How is semantic cache different from prompt caching?
Different layer. Semantic caching matches near-duplicate prompts and returns a cached response without calling the LLM. Prompt caching (Anthropic's cache_control blocks, OpenAI's automatic prompt cache) reduces the input-token cost of repeated system-prompt prefixes when the LLM IS called. They stack — Prism does both.
What's a realistic semantic-cache hit rate?

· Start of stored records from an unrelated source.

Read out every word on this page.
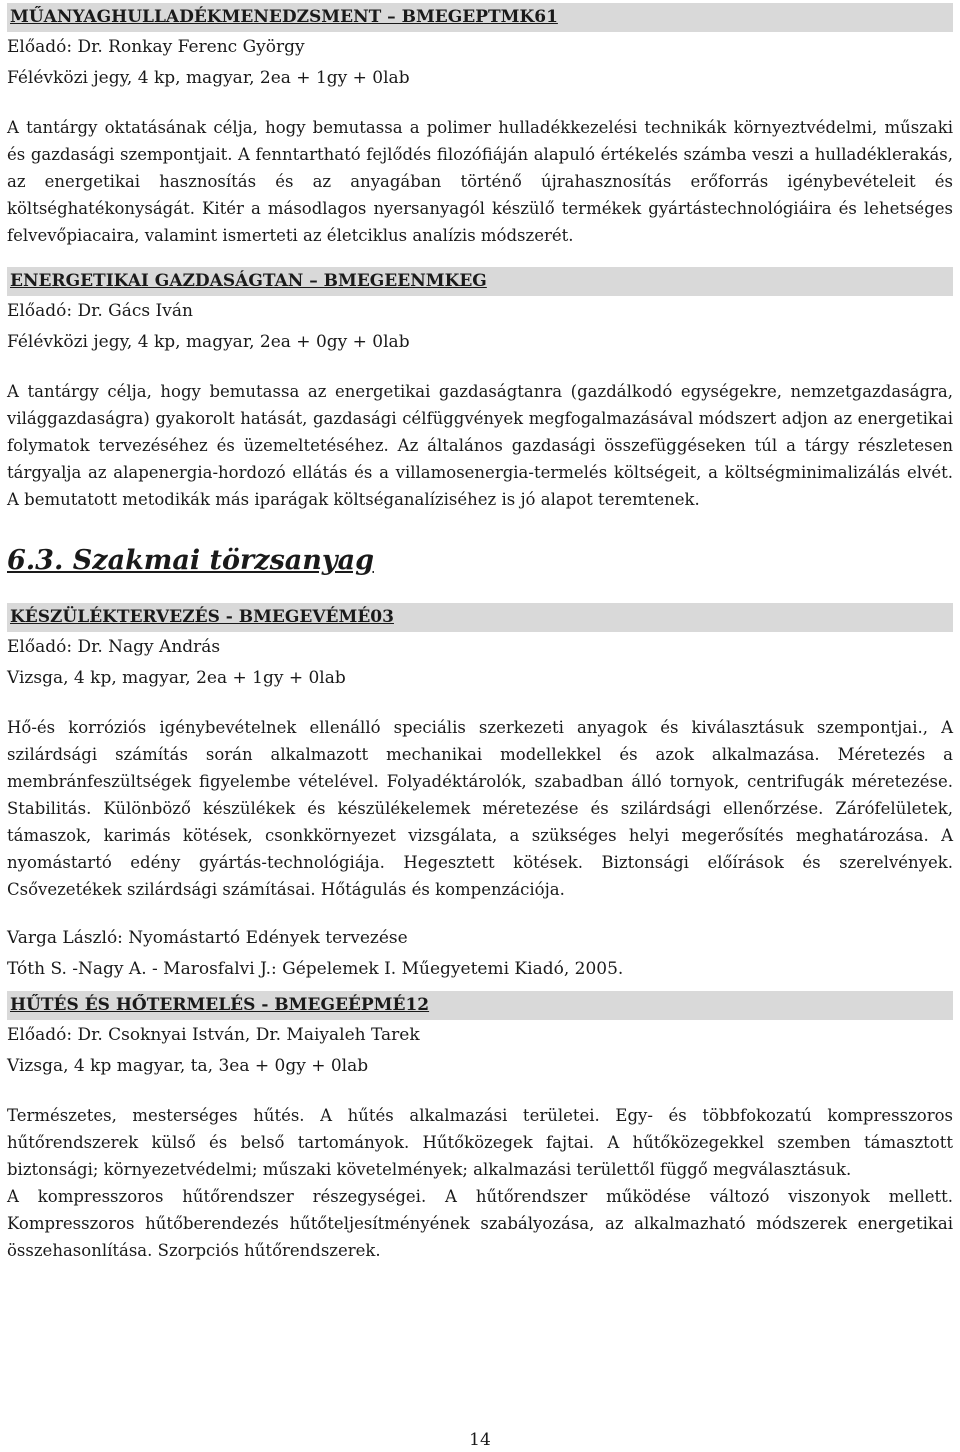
MŰANYAGHULLADÉKMENEDZSMENT – BMEGEPTMK61
Előadó: Dr. Ronkay Ferenc György
Félévközi jegy, 4 kp, magyar, 2ea + 1gy + 0lab

A tantárgy oktatásának célja, hogy bemutassa a polimer hulladékkezelési technikák környeztvédelmi, műszaki és gazdasági szempontjait. A fenntartható fejlődés filozófiáján alapuló értékelés számba veszi a hulladéklerakás, az energetikai hasznosítás és az anyagában történő újrahasznosítás erőforrás igénybevételeit és költséghatékonyságát. Kitér a másodlagos nyersanyagól készülő termékek gyártástechnológiáira és lehetséges felvevőpiacaira, valamint ismerteti az életciklus analízis módszerét.

ENERGETIKAI GAZDASÁGTAN – BMEGEENMKEG
Előadó: Dr. Gács Iván
Félévközi jegy, 4 kp, magyar, 2ea + 0gy + 0lab

A tantárgy célja, hogy bemutassa az energetikai gazdaságtanra (gazdálkodó egységekre, nemzetgazdaságra, világgazdaságra) gyakorolt hatását, gazdasági célfüggvények megfogalmazásával módszert adjon az energetikai folymatok tervezéséhez és üzemeltetéséhez. Az általános gazdasági összefüggéseken túl a tárgy részletesen tárgyalja az alapenergia-hordozó ellátás és a villamosenergia-termelés költségeit, a költségminimalizálás elvét. A bemutatott metodikák más iparágak költséganalíziséhez is jó alapot teremtenek.

6.3. Szakmai törzsanyag
KÉSZÜLÉKTERVEZÉS - BMEGEVÉMÉ03
Előadó: Dr. Nagy András
Vizsga, 4 kp, magyar, 2ea + 1gy + 0lab

Hő-és korróziós igénybevételnek ellenálló speciális szerkezeti anyagok és kiválasztásuk szempontjai., A szilárdsági számítás során alkalmazott mechanikai modellekkel és azok alkalmazása. Méretezés a membránfeszültségek figyelembe vételével. Folyadéktárolók, szabadban álló tornyok, centrifugák méretezése. Stabilitás. Különböző készülékek és készülékelemek méretezése és szilárdsági ellenőrzése. Zárófelületek, támaszok, karimás kötések, csonkkörnyezet vizsgálata, a szükséges helyi megerősítés meghatározása. A nyomástartó edény gyártás-technológiája. Hegesztett kötések. Biztonsági előírások és szerelvények. Csővezetékek szilárdsági számításai. Hőtágulás és kompenzációja.

Varga László: Nyomástartó Edények tervezése
Tóth S. -Nagy A. - Marosfalvi J.: Gépelemek I. Műegyetemi Kiadó, 2005.
HŰTÉS ÉS HŐTERMELÉS - BMEGEÉPMÉ12
Előadó: Dr. Csoknyai István, Dr. Maiyaleh Tarek
Vizsga, 4 kp magyar, ta, 3ea + 0gy + 0lab

Természetes, mesterséges hűtés. A hűtés alkalmazási területei. Egy- és többfokozatú kompresszoros hűtőrendszerek külső és belső tartományok. Hűtőközegek fajtai. A hűtőközegekkel szemben támasztott biztonsági; környezetvédelmi; műszaki követelmények; alkalmazási területtől függő megválasztásuk.

A kompresszoros hűtőrendszer részegységei. A hűtőrendszer működése változó viszonyok mellett. Kompresszoros hűtőberendezés hűtőteljesítményének szabályozása, az alkalmazható módszerek energetikai összehasonlítása. Szorpciós hűtőrendszerek.

14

Depends entirely on workload. Customer-support bots and FAQ-style chatbots see 30-60% hit rates. Coding assistants with specific specifications see 5-15%. Workloads where every prompt is genuinely unique (legal analysis, custom report generation) see near-zero. Run the cache-hit-rate estimator to model your workload before betting on a number.
What embedding model should we use for the cache?
For most workloads, a 384-dim sentence-embedding model like BGE-small-en-v1.5 is the right choice — fast, cheap, sufficient quality for similarity matching. OpenAI's text-embedding-3-small is the popular alternative at 1536 dims (more accurate but slower + more expensive per embed). The model needs to be consistent: re-embedding the entire cache after switching models is the only way to migrate.